I finally got a chance to watch this hearing looking for information on the Senate attempts at reauthorizing the CFATS program. The good news is that all of the Senators in the hearing as well as all of the witnesses favored a reauthorization of the CFATS program. Okay, the explosives people had a minor caveat to that support; they reasonably want a CFATS exemption for ATF licensed facilities.

I am extremely concerned with the problems identified in the cybersecurity implementation in the CFATS program. The CFATS program is only concerned with computer systems and control systems that directly impact the safety and security of 300+ chemicals of concern. For chemicals with a release security issue (toxic, flammable or explosive chemicals) this could specifically include control systems that automate the manufacture, handling, or storage those chemicals. This makes the CFATS program one of the few federal regulatory programs that specifically addresses industrial control system security.
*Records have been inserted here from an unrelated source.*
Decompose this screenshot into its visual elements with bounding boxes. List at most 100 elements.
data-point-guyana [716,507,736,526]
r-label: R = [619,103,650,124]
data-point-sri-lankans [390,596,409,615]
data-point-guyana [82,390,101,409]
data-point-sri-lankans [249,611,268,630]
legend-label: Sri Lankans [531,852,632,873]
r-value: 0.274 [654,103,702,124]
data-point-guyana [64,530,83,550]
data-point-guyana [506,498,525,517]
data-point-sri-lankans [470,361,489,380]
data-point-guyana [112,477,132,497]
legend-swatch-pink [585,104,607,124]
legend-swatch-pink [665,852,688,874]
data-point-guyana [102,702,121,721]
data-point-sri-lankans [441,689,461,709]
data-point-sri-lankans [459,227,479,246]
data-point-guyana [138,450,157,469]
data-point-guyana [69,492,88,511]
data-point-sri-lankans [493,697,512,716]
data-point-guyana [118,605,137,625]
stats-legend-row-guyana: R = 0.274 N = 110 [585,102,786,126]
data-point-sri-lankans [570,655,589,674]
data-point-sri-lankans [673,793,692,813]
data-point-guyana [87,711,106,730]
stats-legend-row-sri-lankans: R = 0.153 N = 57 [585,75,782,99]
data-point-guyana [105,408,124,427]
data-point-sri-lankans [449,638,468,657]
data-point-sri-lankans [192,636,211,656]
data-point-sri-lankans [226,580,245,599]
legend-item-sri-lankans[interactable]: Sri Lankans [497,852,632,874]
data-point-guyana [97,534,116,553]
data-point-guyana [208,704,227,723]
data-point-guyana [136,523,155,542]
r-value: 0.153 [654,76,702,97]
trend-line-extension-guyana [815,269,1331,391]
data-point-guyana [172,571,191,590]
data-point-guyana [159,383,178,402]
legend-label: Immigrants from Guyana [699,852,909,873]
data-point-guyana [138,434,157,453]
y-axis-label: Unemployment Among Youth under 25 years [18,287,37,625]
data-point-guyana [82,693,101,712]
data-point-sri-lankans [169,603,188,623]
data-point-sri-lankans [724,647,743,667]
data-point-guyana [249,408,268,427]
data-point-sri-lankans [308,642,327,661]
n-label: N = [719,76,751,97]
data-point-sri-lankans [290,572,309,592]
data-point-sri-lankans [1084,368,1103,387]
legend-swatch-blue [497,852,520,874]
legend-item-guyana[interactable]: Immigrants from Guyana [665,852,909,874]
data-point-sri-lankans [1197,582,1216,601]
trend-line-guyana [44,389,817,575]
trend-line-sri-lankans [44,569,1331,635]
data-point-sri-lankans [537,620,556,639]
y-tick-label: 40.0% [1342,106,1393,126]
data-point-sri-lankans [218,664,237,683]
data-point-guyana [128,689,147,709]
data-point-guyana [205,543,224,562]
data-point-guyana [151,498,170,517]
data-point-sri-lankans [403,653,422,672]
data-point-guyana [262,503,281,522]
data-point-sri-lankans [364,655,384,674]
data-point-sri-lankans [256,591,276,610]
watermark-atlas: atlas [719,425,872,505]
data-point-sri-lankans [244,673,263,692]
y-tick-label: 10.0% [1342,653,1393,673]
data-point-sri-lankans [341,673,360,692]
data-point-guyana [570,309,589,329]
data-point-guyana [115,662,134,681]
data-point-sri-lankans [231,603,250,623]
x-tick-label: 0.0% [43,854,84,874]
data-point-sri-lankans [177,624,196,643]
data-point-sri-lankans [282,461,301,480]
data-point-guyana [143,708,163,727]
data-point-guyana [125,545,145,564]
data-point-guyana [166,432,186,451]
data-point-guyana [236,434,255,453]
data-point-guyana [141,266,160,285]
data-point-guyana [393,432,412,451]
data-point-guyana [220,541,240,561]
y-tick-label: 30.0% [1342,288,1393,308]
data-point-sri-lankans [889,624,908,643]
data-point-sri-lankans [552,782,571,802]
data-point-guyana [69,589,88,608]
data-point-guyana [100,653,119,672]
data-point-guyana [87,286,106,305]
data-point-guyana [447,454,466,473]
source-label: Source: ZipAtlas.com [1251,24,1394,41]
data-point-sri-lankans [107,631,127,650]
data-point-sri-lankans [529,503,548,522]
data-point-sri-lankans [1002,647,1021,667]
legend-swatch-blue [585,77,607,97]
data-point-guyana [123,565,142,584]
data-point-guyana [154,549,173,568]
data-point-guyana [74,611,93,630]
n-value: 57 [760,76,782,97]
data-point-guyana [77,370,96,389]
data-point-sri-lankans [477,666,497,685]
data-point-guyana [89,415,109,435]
The cavalier statement by Johnson that the cybersecurity issue at the chemical facilities should be dealt with by “other people at DHS” demonstrates a complete misunderstanding of the situation. The cybersecurity issues that CFATS deal with are directly related to the safety and security of the dangerous chemicals at the covered facilities; this makes it a security issue that must be addressed by the CFATS regulations.

There is a way that Johnson’s ‘let someone else handle it’ guidance could work. The reauthorization bill could require that ICS-CERT act as the cybersecurity inspection force for the CFATS program. The reauthorization would have to require that ICS-CERT work with ISCD to establish inspection processes that support the requirements of Risk Based Performance Standard #8, Cyber, conduct the inspections and support the analysis of inspection results to ensure that the facility’s site security plan met the RPBS standards and, on subsequent compliance inspections, that the facility was meeting the security plan cybersecurity implementation requirements.

Unfortunately, I do not see this happening. First off, it is hard to have one federal agency providing day-to-day support for another agency; the level of coordination, even within the same Department is high and there are competing requirements for manpower scheduling and training.

Second, there is the on-going issue of having enough cybersecurity experts to go around the necessary government agencies. This is an especially aggravating problem for industrial control system cybersecurity issues. On the other hand, ICS-CERT probably has a better chance of attracting ICS cybersecurity talent than does ISCD. But both agencies will have pay/perk issues with competing with private sector entities.

Probably the most effective way of dealing with this particular situation is to authorize ISCD CSI to attend control system security classes taught by ICS-CERT. There should probably be a basic cybersecurity course for all CSI (non-ICS computer systems are also covered by the CFATS RBPS 8). More detailed ICS cybersecurity training should be mandated for a minimum number of inspectors for each regional office. Finally, the ISCD headquarters should maintain a core of cybersecurity professional, including ICS security experts, subject matter experts to monitor for changes in the cybersecurity threat and reports of cybersecurity incidents.